Pada tanggal 19 Maret 2025, sebuah paket misterius tiba di kantor tersebut. Ketika dibuka oleh petugas keamanan, paket itu berisi kepala babi—sebuah simbol yang sering diidentikkan dengan penghinaan di banyak kebudayaan.
Tidak berhenti di situ, beberapa hari kemudian, Tempo menerima paket kedua yang kali ini berisi bangkai tikus. Paket-paket tersebut diarahkan kepada salah satu jurnalis investigasi mereka, Francisca Christy Rosana, yang dikenal sebagai pembawa acara siniar “Bocor Alus Politik.”

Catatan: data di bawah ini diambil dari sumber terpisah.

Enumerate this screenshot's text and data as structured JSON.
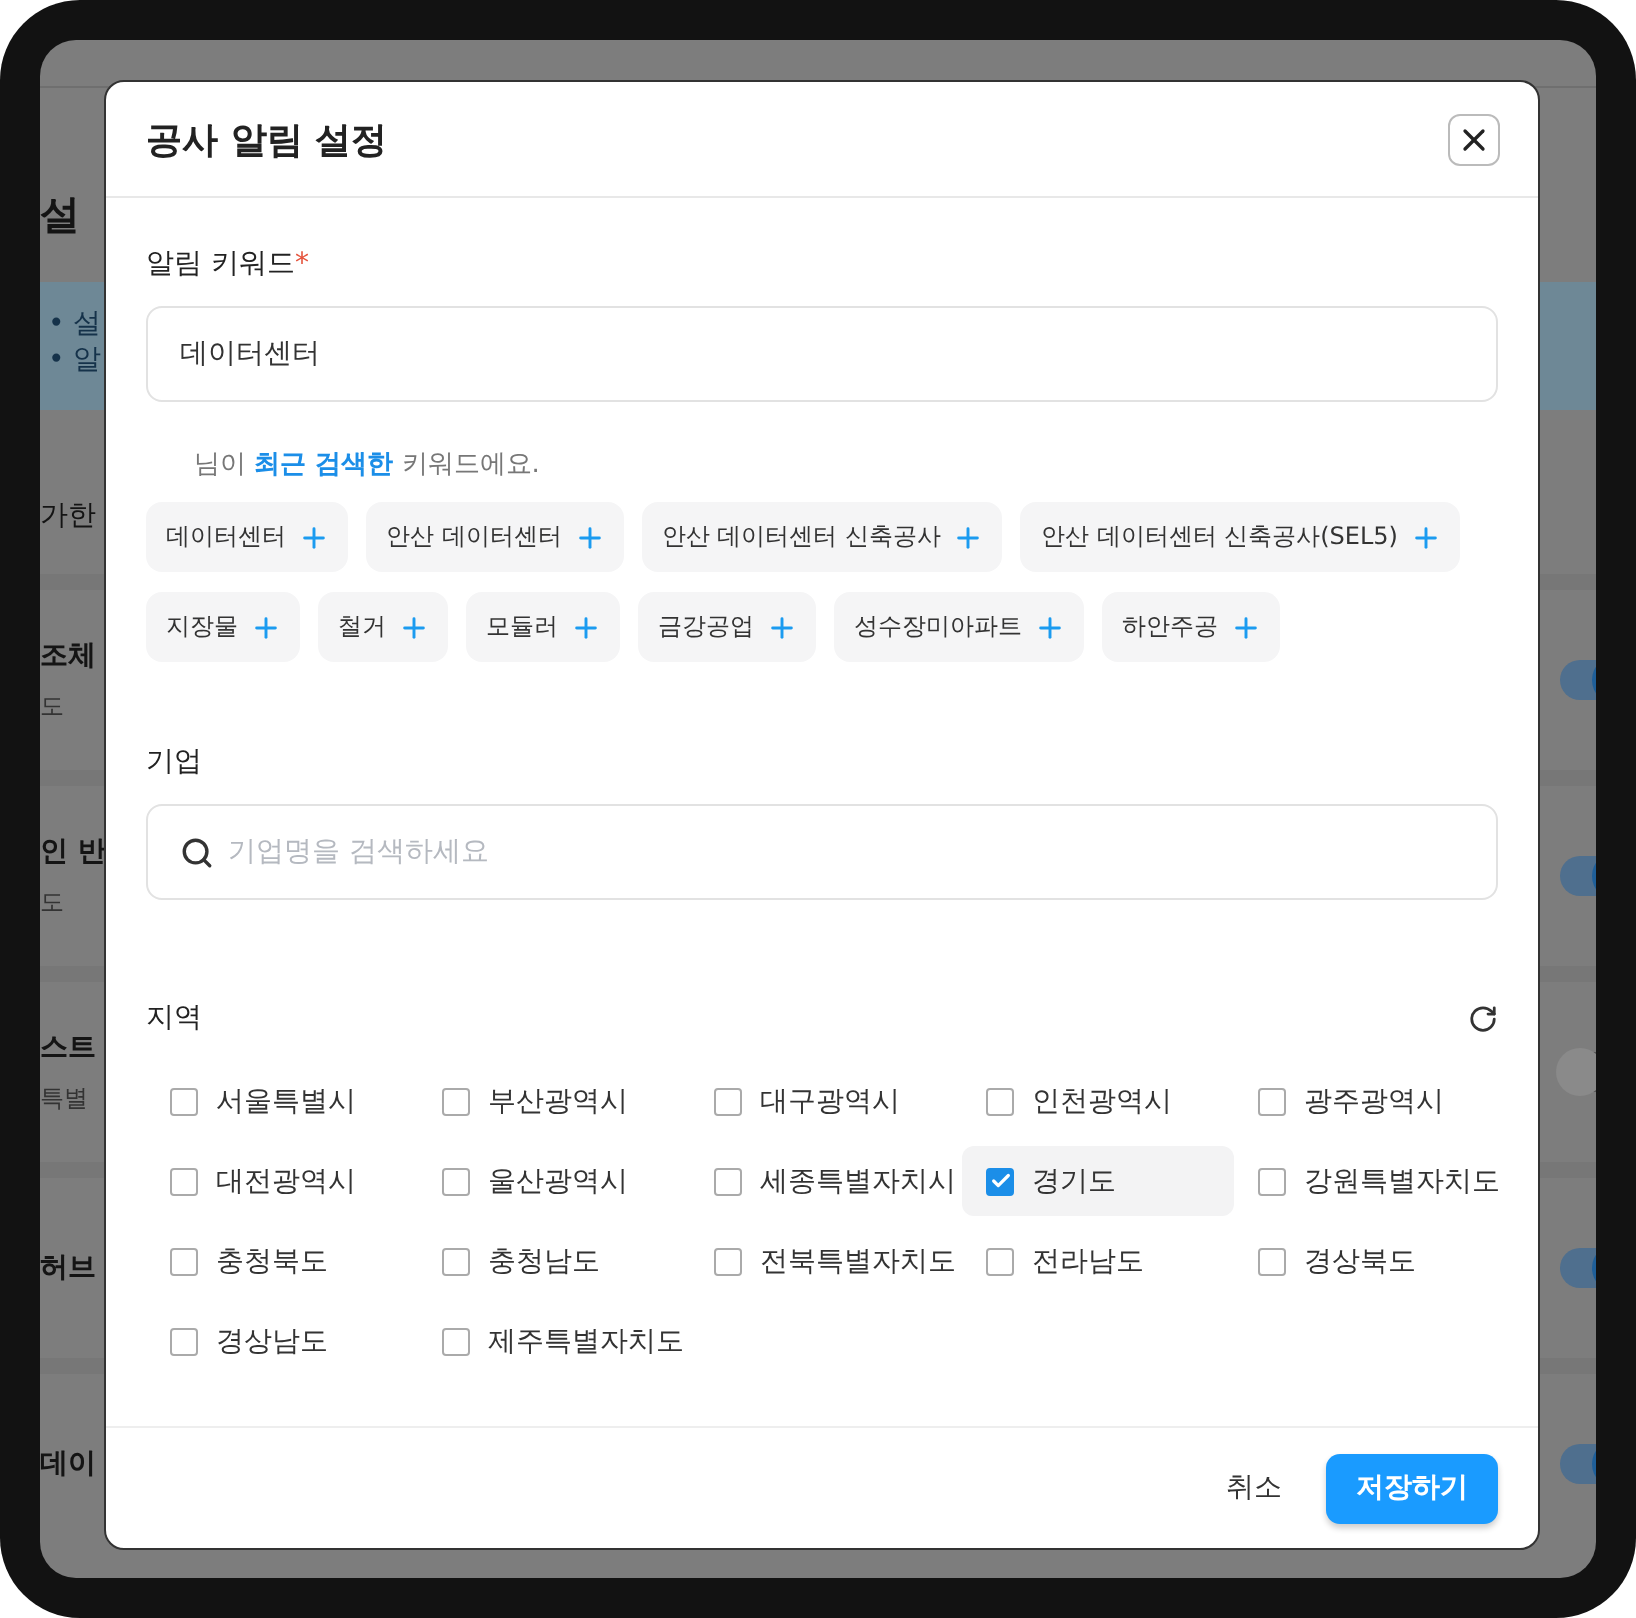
{
  "background": {
    "heading": "설",
    "notes": [
      {
        "bullet": "•",
        "text": "설"
      },
      {
        "bullet": "•",
        "text": "알"
      }
    ],
    "section": "가한",
    "rows": [
      {
        "title": "조체",
        "subtitle": "도",
        "on": true
      },
      {
        "title": "인 반",
        "subtitle": "도",
        "on": true
      },
      {
        "title": "스트",
        "subtitle": "특별",
        "on": false
      },
      {
        "title": "허브",
        "on": true
      },
      {
        "title": "데이",
        "on": true
      }
    ]
  },
  "dialog": {
    "title": "공사 알림 설정",
    "keyword": {
      "label": "알림 키워드",
      "required_mark": "*",
      "value": "데이터센터"
    },
    "recent_hint": "님이 **최근 검색한** 키워드에요.",
    "recent_keywords": [
      "데이터센터",
      "안산 데이터센터",
      "안산 데이터센터 신축공사",
      "안산 데이터센터 신축공사(SEL5)",
      "지장물",
      "철거",
      "모듈러",
      "금강공업",
      "성수장미아파트",
      "하안주공"
    ],
    "company": {
      "label": "기업",
      "placeholder": "기업명을 검색하세요"
    },
    "region": {
      "label": "지역",
      "options": [
        {
          "label": "서울특별시",
          "checked": false
        },
        {
          "label": "부산광역시",
          "checked": false
        },
        {
          "label": "대구광역시",
          "checked": false
        },
        {
          "label": "인천광역시",
          "checked": false
        },
        {
          "label": "광주광역시",
          "checked": false
        },
        {
          "label": "대전광역시",
          "checked": false
        },
        {
          "label": "울산광역시",
          "checked": false
        },
        {
          "label": "세종특별자치시",
          "checked": false
        },
        {
          "label": "경기도",
          "checked": true
        },
        {
          "label": "강원특별자치도",
          "checked": false
        },
        {
          "label": "충청북도",
          "checked": false
        },
        {
          "label": "충청남도",
          "checked": false
        },
        {
          "label": "전북특별자치도",
          "checked": false
        },
        {
          "label": "전라남도",
          "checked": false
        },
        {
          "label": "경상북도",
          "checked": false
        },
        {
          "label": "경상남도",
          "checked": false
        },
        {
          "label": "제주특별자치도",
          "checked": false
        }
      ]
    },
    "buttons": {
      "cancel": "취소",
      "save": "저장하기"
    }
  }
}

Insiden ini langsung mendapat perhatian luas dari masyarakat, terutama karena dianggap sebagai ancaman nyata terhadap kebebasan pers di Indonesia.
Pemimpin Redaksi Tempo, Setri Yasra, dengan tegas mengecam aksi tersebut. Menurutnya, tindakan ini bukan hanya bentuk intimidasi terhadap Francisca secara pribadi, tetapi juga kepada semua jurnalis di Indonesia.

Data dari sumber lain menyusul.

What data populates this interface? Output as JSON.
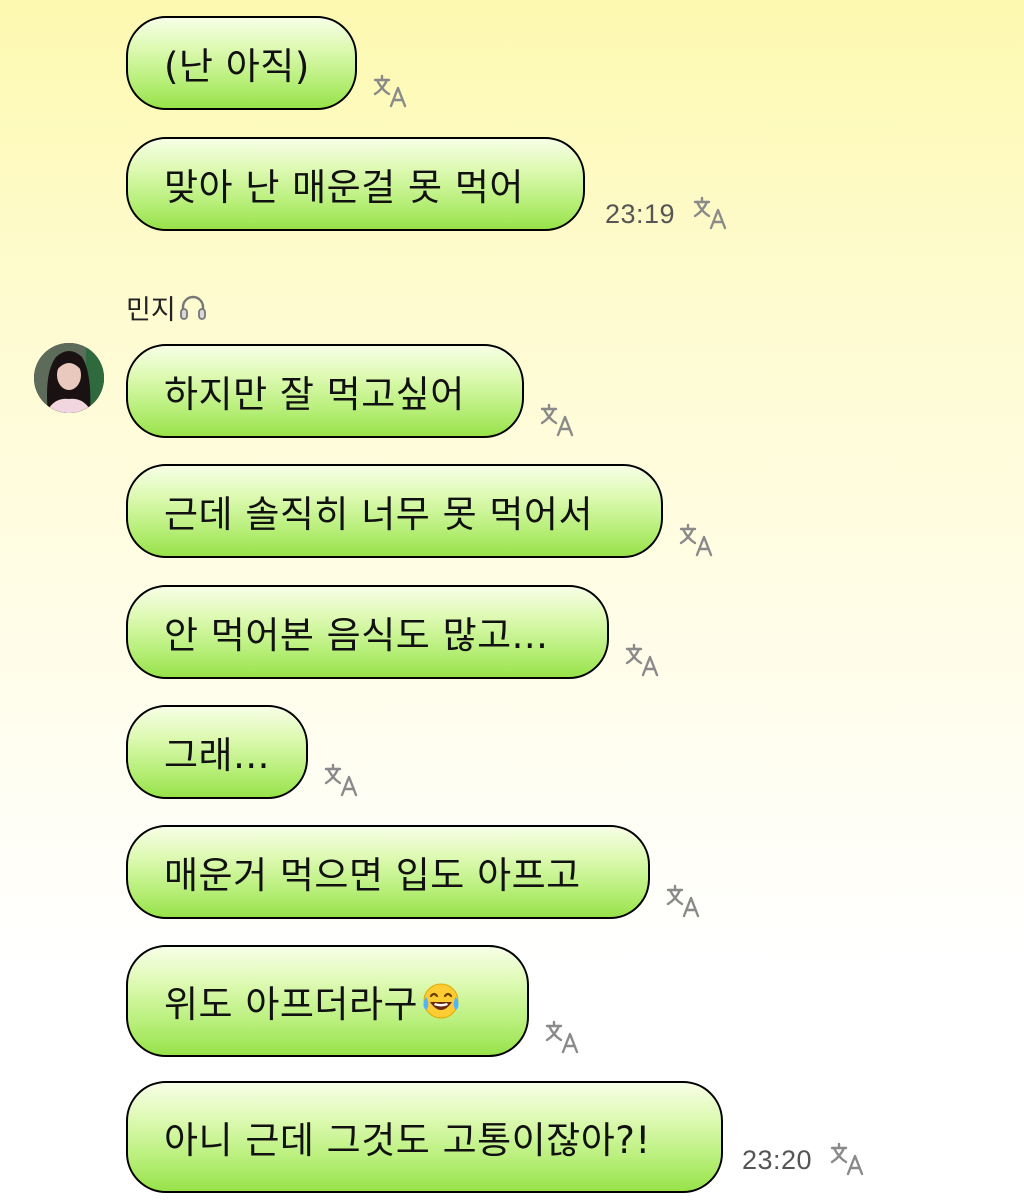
{
  "contact": {
    "name": "민지",
    "name_icon": "headphone-icon",
    "avatar_icon": "avatar"
  },
  "messages": [
    {
      "text": "(난 아직)",
      "time": ""
    },
    {
      "text": "맞아 난 매운걸 못 먹어",
      "time": "23:19"
    },
    {
      "text": "하지만 잘 먹고싶어",
      "time": ""
    },
    {
      "text": "근데 솔직히 너무 못 먹어서",
      "time": ""
    },
    {
      "text": "안 먹어본 음식도 많고...",
      "time": ""
    },
    {
      "text": "그래...",
      "time": ""
    },
    {
      "text": "매운거 먹으면 입도 아프고",
      "time": ""
    },
    {
      "text": "위도 아프더라구",
      "time": "",
      "emoji": "face-with-tears-of-joy-icon"
    },
    {
      "text": "아니 근데 그것도 고통이잖아?!",
      "time": "23:20"
    }
  ],
  "colors": {
    "bubble_top": "#f7ffe6",
    "bubble_bottom": "#98e24a",
    "border": "#000000",
    "background_top": "#fdf9b0",
    "time_text": "#555555"
  }
}
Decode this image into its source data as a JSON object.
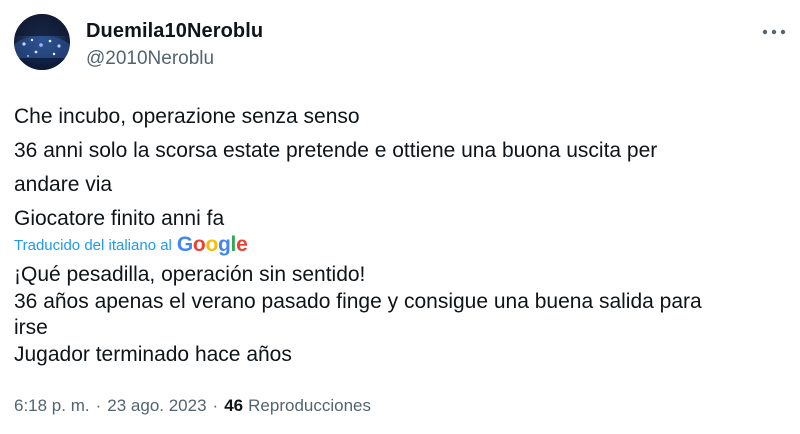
{
  "author": {
    "display_name": "Duemila10Neroblu",
    "handle": "@2010Neroblu"
  },
  "post": {
    "original_lines": [
      "Che incubo, operazione senza senso",
      "36 anni solo la scorsa estate pretende e ottiene una buona uscita per",
      "andare via",
      "Giocatore finito anni fa"
    ],
    "translation_label": "Traducido del italiano al",
    "translation_provider": "Google",
    "translated_lines": [
      "¡Qué pesadilla, operación sin sentido!",
      "36 años apenas el verano pasado finge y consigue una buena salida para",
      "irse",
      "Jugador terminado hace años"
    ]
  },
  "meta": {
    "time": "6:18 p. m.",
    "separator": "·",
    "date": "23 ago. 2023",
    "views_count": "46",
    "views_label": "Reproducciones"
  },
  "icons": {
    "more": "more-horizontal-icon"
  },
  "colors": {
    "text": "#0f1419",
    "secondary": "#536471",
    "link": "#1d9bf0",
    "google_blue": "#4285F4",
    "google_red": "#EA4335",
    "google_yellow": "#FBBC05",
    "google_green": "#34A853"
  }
}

Ia menyatakan, “Kebebasan pers adalah pilar utama demokrasi. Upaya-upaya pengecut seperti ini harus dihentikan, dan Tempo tidak akan pernah tunduk pada tekanan semacam ini.”
Namun, polemik tidak berhenti pada penerimaan paket tersebut. Kepala Kantor Komunikasi Kepresidenan, Hasan Nasbi, ikut menyampaikan pernyataan yang memicu kontroversi.

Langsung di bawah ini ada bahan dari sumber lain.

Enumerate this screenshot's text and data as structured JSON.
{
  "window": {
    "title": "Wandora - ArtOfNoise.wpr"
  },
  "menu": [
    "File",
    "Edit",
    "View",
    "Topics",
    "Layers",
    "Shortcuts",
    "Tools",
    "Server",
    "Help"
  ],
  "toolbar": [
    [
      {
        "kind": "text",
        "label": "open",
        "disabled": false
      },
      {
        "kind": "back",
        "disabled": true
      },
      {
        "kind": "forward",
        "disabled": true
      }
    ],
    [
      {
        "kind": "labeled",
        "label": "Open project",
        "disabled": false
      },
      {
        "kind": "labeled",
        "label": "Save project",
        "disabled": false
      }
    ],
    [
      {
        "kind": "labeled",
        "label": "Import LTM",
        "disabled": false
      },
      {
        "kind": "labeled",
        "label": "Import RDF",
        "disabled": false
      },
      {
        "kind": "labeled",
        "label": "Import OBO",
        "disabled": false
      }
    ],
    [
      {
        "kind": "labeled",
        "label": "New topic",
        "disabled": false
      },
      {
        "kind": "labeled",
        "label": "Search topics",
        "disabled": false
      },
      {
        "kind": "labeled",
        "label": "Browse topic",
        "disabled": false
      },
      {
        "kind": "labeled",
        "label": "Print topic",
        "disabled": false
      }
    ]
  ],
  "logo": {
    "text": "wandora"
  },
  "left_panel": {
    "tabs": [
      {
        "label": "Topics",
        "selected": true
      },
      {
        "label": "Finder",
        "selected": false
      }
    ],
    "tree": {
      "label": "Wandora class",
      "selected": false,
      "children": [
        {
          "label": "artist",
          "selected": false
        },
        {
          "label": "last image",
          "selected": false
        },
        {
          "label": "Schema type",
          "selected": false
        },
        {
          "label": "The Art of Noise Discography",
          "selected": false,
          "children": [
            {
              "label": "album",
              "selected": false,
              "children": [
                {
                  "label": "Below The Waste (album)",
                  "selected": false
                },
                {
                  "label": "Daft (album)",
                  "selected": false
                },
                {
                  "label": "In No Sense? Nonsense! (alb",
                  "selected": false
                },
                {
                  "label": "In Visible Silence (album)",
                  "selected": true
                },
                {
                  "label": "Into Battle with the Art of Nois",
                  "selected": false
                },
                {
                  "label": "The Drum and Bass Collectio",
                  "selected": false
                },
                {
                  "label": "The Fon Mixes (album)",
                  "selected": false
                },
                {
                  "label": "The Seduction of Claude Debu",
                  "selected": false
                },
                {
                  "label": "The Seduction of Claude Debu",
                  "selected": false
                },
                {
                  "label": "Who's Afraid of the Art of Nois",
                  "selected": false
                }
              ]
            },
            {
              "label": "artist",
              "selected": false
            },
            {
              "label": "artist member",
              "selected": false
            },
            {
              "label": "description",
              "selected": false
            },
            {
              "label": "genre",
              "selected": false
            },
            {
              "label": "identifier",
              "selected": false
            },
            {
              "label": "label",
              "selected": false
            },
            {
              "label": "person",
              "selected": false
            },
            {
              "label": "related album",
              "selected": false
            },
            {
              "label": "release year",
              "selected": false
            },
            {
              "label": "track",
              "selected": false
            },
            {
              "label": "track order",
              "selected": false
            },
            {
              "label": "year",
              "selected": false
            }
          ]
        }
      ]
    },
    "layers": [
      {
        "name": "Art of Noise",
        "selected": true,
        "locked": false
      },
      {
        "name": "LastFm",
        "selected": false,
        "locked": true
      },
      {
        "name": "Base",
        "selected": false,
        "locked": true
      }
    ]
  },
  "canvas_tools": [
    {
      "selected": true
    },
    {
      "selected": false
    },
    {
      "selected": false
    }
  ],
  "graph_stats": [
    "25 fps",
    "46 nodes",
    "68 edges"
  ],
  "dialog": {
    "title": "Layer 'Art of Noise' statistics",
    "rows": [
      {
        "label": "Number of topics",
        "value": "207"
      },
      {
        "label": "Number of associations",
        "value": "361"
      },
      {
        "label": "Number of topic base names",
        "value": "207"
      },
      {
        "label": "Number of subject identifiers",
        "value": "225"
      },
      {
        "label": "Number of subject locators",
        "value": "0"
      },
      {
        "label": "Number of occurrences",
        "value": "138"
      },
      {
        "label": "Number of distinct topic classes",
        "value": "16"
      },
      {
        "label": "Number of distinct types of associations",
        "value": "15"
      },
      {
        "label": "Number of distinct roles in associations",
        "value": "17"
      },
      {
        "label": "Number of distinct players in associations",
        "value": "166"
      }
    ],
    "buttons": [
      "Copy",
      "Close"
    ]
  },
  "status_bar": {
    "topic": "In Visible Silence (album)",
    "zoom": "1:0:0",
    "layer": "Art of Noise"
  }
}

Dalam tanggapannya, ia menyarankan agar kepala babi tersebut dimasak sebagai bentuk “respon berani” terhadap ancaman.
Pernyataan ini menuai beragam reaksi dari masyarakat. Beberapa pihak memuji sikap Hasan sebagai upaya untuk meredakan ketegangan, tetapi banyak pula yang menganggap pernyataan tersebut meremehkan masalah serius yang sedang dihadapi oleh jurnalis.

Respon Hukum dan Solidaritas Komunitas Jurnalis
Dalam menghadapi ancaman ini, Komite Keselamatan Jurnalis (KKJ) segera mengambil tindakan. Bersama tim hukum Tempo, mereka melaporkan insiden ini kepada Bareskrim Polri.
Ketua KKJ menegaskan bahwa insiden seperti ini tidak bisa dibiarkan begitu saja, terutama karena dapat menciptakan preseden buruk dalam dunia jurnalistik.
“Jika pelaku tidak diidentifikasi dan dihukum, maka ancaman terhadap kebebasan pers akan terus meningkat,” ungkapnya.
Berbagai komunitas jurnalis, baik di tingkat nasional maupun internasional, juga menunjukkan solidaritas mereka.
Asosiasi Jurnalis Independen (AJI) Indonesia mengeluarkan pernyataan keras yang mendesak pemerintah untuk memberikan perlindungan lebih terhadap jurnalis, terutama mereka yang bekerja dalam bidang investigasi.
Dalam pernyataannya, AJI menyebut bahwa ancaman terhadap Tempo mencerminkan betapa rapuhnya perlindungan terhadap kebebasan pers di Indonesia.
Relevansi Kebebasan Pers dalam Demokrasi
Kasus yang dialami oleh Tempo ini tidak hanya menjadi perhatian di Indonesia, tetapi juga menjadi sorotan internasional.
Kebebasan pers adalah salah satu indikator utama demokrasi, dan insiden seperti ini menunjukkan adanya tantangan besar yang masih dihadapi negara dalam melindungi pilar penting tersebut.
Beberapa pakar menyoroti bahwa ancaman terhadap jurnalis tidak hanya datang dalam bentuk fisik, tetapi juga bisa berupa tekanan hukum, penyensoran, hingga ancaman ekonomi.